Oleh : Didi Diah, S.Kom
Miris, itu kata pertama yang keluar dari lisan saya melihat dan mendengar proses penerimaan siswa baru di sekolah-sekolah negeri. Zonasi, kata yang membuat sebagian orang menjadi kekhawatiran tentang putera dan puteri mereka apakah bisa diterima atau tidak di sekolah pilihan mereka.
*Apa itu Zonasi?*
Dikutip dari akun instagram resmi Kemendikbud @kemdikbud.ri dan Permendikbud Nomor 14 Tahun 2018, beberapa hal yang perlu diperhatikan mengenai sistem zonasi dalam PPDB 2018 di antaranya:
1. Sekolah yang diselenggarakan oleh pemerintah daerah (pemda) wajib menerima calon peserta didik berdomisili pada radius zona terdekat dari sekolah dengan kuota paling sedikit 90% dari total jumlah keseluruhan peserta didik yang diterima.
2. Domisili calon peserta didik yang termasuk dalam zonasi sekolah didasarkan alamat pada kartu keluarga (KK) yang diterbitkan paling lambat 6 (enam) bulan sebelum pelaksanaan PPDB.
3. Radius zona terdekat dalam sistem zonasi ditetapkan oleh pemda sesuai dengan kondisi di daerah tersebut dengan memperhatikan ketersediaan anak usia sekolah di daerah tersebut; dan jumlah ketersediaan daya tampung sekolah.
Dan beberapa catatan lainnya yang jika dirangkum, menyatakan siswa bisa diterima jika radius tempat tinggal mereka dekat dengan sekolah.
Muncul di benak saya, selama ini orang tua dengan semangat yang luar biasa mengusahakan anak-anak mereka mendapatkan nilai terbaik agar bisa diterima di sekolah pilihannya, berharap nilai Ujian Nasional menjadi modal, namun sayang seribu sayang hal tersebut terkendala dengan sistem zonasi yang diberlakukan.
Permasalahan di kota akan jauh berbeda dengan di desa.
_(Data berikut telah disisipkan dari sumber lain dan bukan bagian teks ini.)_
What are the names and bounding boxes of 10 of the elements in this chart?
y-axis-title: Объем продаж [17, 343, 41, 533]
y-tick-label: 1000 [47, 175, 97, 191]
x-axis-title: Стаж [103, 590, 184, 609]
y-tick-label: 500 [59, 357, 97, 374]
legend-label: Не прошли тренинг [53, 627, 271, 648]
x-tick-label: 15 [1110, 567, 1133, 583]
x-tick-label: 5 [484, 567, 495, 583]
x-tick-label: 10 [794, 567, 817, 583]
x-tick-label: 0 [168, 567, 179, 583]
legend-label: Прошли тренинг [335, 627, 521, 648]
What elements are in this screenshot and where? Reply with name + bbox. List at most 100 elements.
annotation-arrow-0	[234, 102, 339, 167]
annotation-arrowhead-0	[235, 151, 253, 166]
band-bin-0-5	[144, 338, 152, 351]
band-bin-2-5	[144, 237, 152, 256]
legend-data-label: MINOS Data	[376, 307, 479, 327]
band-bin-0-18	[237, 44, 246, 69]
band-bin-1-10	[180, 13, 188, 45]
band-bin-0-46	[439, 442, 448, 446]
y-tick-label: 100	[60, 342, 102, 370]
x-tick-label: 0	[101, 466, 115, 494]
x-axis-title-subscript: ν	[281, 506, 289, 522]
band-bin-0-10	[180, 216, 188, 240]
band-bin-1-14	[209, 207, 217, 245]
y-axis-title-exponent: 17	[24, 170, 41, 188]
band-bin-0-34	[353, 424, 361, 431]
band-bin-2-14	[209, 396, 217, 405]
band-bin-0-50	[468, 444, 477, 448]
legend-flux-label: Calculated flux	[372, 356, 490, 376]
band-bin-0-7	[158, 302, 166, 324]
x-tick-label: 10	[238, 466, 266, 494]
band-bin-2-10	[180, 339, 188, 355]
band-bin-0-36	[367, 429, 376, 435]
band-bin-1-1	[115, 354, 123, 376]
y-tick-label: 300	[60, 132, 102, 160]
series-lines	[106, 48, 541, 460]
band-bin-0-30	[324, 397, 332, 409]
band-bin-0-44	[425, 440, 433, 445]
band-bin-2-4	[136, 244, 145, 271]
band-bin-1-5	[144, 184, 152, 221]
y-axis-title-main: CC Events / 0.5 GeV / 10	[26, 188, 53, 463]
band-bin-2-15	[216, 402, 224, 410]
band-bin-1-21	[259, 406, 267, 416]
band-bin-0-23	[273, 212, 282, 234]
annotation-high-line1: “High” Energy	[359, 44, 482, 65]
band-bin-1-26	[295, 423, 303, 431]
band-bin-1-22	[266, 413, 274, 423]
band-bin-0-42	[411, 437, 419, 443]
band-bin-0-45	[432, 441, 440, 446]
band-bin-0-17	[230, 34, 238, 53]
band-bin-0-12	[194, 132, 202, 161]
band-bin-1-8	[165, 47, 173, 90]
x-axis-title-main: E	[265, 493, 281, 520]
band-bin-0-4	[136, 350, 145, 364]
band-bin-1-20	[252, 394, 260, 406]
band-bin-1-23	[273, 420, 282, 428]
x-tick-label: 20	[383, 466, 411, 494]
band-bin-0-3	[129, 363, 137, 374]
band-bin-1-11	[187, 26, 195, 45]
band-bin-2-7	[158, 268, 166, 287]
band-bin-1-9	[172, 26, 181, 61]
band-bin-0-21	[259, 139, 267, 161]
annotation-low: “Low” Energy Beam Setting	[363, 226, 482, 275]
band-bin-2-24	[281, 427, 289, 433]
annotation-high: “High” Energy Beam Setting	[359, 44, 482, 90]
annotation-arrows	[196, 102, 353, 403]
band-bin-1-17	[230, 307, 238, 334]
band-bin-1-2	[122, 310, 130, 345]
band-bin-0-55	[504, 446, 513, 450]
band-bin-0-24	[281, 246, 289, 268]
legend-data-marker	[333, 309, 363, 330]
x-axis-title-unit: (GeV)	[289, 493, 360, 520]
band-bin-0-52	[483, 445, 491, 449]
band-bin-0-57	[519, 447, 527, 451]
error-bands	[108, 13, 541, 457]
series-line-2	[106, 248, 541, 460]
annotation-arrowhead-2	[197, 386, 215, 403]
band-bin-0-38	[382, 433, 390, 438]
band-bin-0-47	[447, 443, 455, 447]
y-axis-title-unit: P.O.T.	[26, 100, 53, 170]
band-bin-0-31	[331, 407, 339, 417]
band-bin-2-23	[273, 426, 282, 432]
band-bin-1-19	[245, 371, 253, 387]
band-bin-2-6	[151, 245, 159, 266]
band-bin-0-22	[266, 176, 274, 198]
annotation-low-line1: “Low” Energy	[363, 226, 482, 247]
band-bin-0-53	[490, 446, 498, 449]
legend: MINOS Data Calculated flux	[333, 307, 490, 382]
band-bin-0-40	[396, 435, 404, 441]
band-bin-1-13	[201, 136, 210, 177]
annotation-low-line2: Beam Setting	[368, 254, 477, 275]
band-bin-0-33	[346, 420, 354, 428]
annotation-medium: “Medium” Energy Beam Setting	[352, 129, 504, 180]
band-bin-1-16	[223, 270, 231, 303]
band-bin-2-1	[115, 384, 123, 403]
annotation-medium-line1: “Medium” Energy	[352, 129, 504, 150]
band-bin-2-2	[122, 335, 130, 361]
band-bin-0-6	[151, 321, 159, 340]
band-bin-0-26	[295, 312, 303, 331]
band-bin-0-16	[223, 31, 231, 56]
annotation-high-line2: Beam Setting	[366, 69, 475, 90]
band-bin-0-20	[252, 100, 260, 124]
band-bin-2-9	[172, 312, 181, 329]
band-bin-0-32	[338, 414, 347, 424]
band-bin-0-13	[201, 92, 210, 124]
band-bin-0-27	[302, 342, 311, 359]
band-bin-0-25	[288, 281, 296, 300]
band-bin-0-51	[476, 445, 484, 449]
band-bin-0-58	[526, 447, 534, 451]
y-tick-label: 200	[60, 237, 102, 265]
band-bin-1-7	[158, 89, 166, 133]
Pernahkah kita semua memikirkan solusi pendidikan di daerah? Fasilitas pembelajaran untuk mereka, ketersediaan guru, alat bantu ajar, dan segudang kebutuhan lain yang belum terselesaikan.
Jangankan berpikir zonasi, mereka sudah bisa berangkat ke sekolah saja sudah merupakan anugerah terbesar, karena apa? karena medan jalan yang mereka lalui untuk bisa sampai disekolah tak mudah, butuh keberanian yang luar biasa. Miriskah kita melihatnya? Jawabannya sangat.
*Siapa yang Harus Bertanggung Jawab?*
Inilah potret buram pendidikan di Indonesia, berantakan di sana-sini. Belum lagi kesetaraan pendidikan di kota maupun di desa, akses kemudahan untuk bisa ke sekolah menjadi momok bagi rakyat pedalaman di negeri ini.
1. Negara abai dalam penyelenggaraan pendidikan yang berkualitas dalam mencetak generasi unggul. Negara tidak menjalankan UUD 1945 Pasal 31 dengan benar.
"Setiap warga negara wajib mengikuti Pendidikan dasar dan pemerintah wajib membiayainya. Pemerintah mengusahakan dan menyelenggarakan satu sistem pendidikan nasional, yang meningkatkan keimanan dan ketakwaan serta akhlak mulia dalam rangka mencerdaskan kehidupan bangsa yang diatur dengan undang-undang".
2. Negara abai memberikan kemudahan akses untuk rakyat mendapatkan hak pendidikannya.
3. Sesunggunguhnya pendidikan terbaik ada di orang tua, sekolah hanya merupakan pihak ketiga untuk membantu. Namun, saat ini hampir semua orang tua menyerahkan pendidikan ke lembaga, hingga berusaha mencari sekolah pilihan sekalipun itu berbiaya fantastis.
*Pendidikan Dalam Islam*
Dalam sebuah hadits yang diriwayatkan Al-Hakim, Nabi shallallahu ‘alaihi wa sallam bersabda,
ما نحل والد ولده أفضل من أدب حسن
“Tiada suatu pemberian yang lebih utama dari orang tua kepada anaknya selain pendidikan yang baik.” (HR. Al Hakim: 7679).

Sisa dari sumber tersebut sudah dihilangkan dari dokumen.